Wang Xiao, Zhang Yuanyuan, Ray Suhita, Jha Anupama, Fang Tangqi, Hang Shengqi, Doulatov Sergei, Noble William Stafford, Wang Sheng
Department of Genome Sciences, University of Washington, Seattle, WA, USA.
Paul G. Allen School of Computer Science and Engineering, University of Washington, Seattle, WA, 98105, USA.
bioRxiv. 2024 Dec 20:2024.12.16.628821. doi: 10.1101/2024.12.16.628821.
Nuclear DNA is organized into a compact three-dimensional (3D) structure that impacts critical cellular processes. High-throughput chromosome conformation capture (Hi-C) is the most widely used method for measuring 3D genome architecture, while linear epigenomic assays, such as ATAC-seq, DNase-seq, and ChIP-seq, are extensively employed to characterize epigenomic regulation. However, the integrative analysis of chromatin interactions and associated epigenomic regulation remains challenging due to the pairwise nature of Hi-C data, mismatched resolution between Hi-C and epigenomic assays, and inconsistencies among analysis tools. Here we propose HiCFoundation, a Hi-C-based foundation model for integrative analysis linking chromatin structure to downstream regulatory function. HiCFoundation is trained from hundreds of Hi-C assays encompassing 118 million contact matrix submatrices. The model achieves state-of-the-art performance on multiple types of 3D genome analysis, including reproducibility analysis, resolution enhancement, and loop detection. We further demonstrate the model's generalizability through genome architecture analysis of 316 species. Notably, by enhancing low-coverage experimental Hi-C data, HiCFoundation reveals genome-wide loop loss during differentiation of hematopoietic stem and progenitor cells (HSPCs) to neutrophils. Additionally, HiCFoundation is able to predict multiple types of epigenomic activity from Hi-C input and further interprets the link between Hi-C input and epigenomic output to reveal the relationship between chromatin conformation and genome function. Finally, HiCFoundation can analyze single-cell Hi-C data, shedding light on genome structure at single-cell resolution. HiCFoundation thus provides a unified, efficient, generalizable, and interpretable foundation for genome architecture, single-cell and multi-omics analysis across species, paving the path for systematically studying genome 3D architecture and its regulatory mechanisms.
核DNA被组织成一种紧凑的三维(3D)结构,这种结构会影响关键的细胞过程。
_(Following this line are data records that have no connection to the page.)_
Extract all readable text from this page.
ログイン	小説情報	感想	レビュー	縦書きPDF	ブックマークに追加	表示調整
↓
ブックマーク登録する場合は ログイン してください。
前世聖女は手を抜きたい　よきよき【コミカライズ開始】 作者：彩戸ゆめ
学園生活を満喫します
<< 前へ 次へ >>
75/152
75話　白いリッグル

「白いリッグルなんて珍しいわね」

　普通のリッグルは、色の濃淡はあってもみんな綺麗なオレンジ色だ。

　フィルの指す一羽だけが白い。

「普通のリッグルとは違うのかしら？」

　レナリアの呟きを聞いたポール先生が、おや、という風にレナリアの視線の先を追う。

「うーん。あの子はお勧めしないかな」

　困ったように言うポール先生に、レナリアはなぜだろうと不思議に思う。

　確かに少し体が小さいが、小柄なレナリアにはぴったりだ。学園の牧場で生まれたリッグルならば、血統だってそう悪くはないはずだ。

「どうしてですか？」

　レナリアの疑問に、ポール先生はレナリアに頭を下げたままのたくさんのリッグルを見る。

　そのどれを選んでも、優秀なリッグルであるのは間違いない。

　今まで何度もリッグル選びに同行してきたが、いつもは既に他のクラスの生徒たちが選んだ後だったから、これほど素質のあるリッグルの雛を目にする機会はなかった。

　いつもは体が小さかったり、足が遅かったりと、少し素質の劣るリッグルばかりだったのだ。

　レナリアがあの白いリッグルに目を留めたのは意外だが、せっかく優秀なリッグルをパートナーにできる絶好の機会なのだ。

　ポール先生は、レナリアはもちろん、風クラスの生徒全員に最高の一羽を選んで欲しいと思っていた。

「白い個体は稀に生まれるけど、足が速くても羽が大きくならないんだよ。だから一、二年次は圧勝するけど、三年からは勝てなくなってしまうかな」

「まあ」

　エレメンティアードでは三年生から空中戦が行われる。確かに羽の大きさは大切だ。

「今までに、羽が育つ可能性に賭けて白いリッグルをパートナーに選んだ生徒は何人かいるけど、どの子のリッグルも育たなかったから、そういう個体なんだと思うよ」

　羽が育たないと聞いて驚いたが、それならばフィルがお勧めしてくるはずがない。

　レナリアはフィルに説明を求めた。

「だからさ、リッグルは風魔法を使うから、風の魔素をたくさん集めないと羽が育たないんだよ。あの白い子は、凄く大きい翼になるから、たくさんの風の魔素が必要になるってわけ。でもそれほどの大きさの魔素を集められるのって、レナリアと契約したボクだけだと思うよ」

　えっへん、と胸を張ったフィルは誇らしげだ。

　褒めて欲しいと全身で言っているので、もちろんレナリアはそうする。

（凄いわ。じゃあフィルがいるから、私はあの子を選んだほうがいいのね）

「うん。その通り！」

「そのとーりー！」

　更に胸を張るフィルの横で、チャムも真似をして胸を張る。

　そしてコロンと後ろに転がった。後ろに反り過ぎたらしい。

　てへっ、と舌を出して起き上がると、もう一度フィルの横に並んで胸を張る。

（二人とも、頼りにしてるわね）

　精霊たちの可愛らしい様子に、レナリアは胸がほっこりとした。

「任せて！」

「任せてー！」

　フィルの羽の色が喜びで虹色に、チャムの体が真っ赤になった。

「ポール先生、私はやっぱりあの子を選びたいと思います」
高通量染色体构象捕获(Hi-C)是测量3D基因组结构最广泛使用的方法,而线性表观基因组分析,如ATAC-seq、DNase-seq和ChIP-seq,则被广泛用于表征表观基因组调控。然而,由于Hi-C数据的成对性质、Hi-C与表观基因组分析之间不匹配的分辨率以及分析工具之间的不一致性,染色质相互作用与相关表观基因组调控的综合分析仍然具有挑战性。在这里,我们提出了HiCFoundation,这是一种基于Hi-C的基础模型,用于将染色质结构与下游调控功能联系起来的综合分析。HiCFoundation是从数百个Hi-C实验中训练出来的,这些实验包含1.18亿个接触矩阵子矩阵。该模型在多种类型的3D基因组分析中取得了领先的性能,包括可重复性分析、分辨率增强和环检测。我们通过对316个物种的基因组结构分析进一步证明了该模型的通用性。值得注意的是,通过增强低覆盖度的实验性Hi-C数据,HiCFoundation揭示了造血干细胞和祖细胞(HSPCs)向中性粒细胞分化过程中全基因组范围的环丢失。此外,HiCFoundation能够从Hi-C输入预测多种类型的表观基因组活性,并进一步解释Hi-C输入与表观基因组输出之间的联系,以揭示染色质构象与基因组功能之间的关系。最后,HiCFoundation可以分析单细胞Hi-C数据,以单细胞分辨率揭示基因组结构。因此,HiCFoundation为跨物种的基因组结构、单细胞和多组学分析提供了一个统一、高效、通用且可解释的基础,为系统研究基因组3D结构及其调控机制铺平了道路。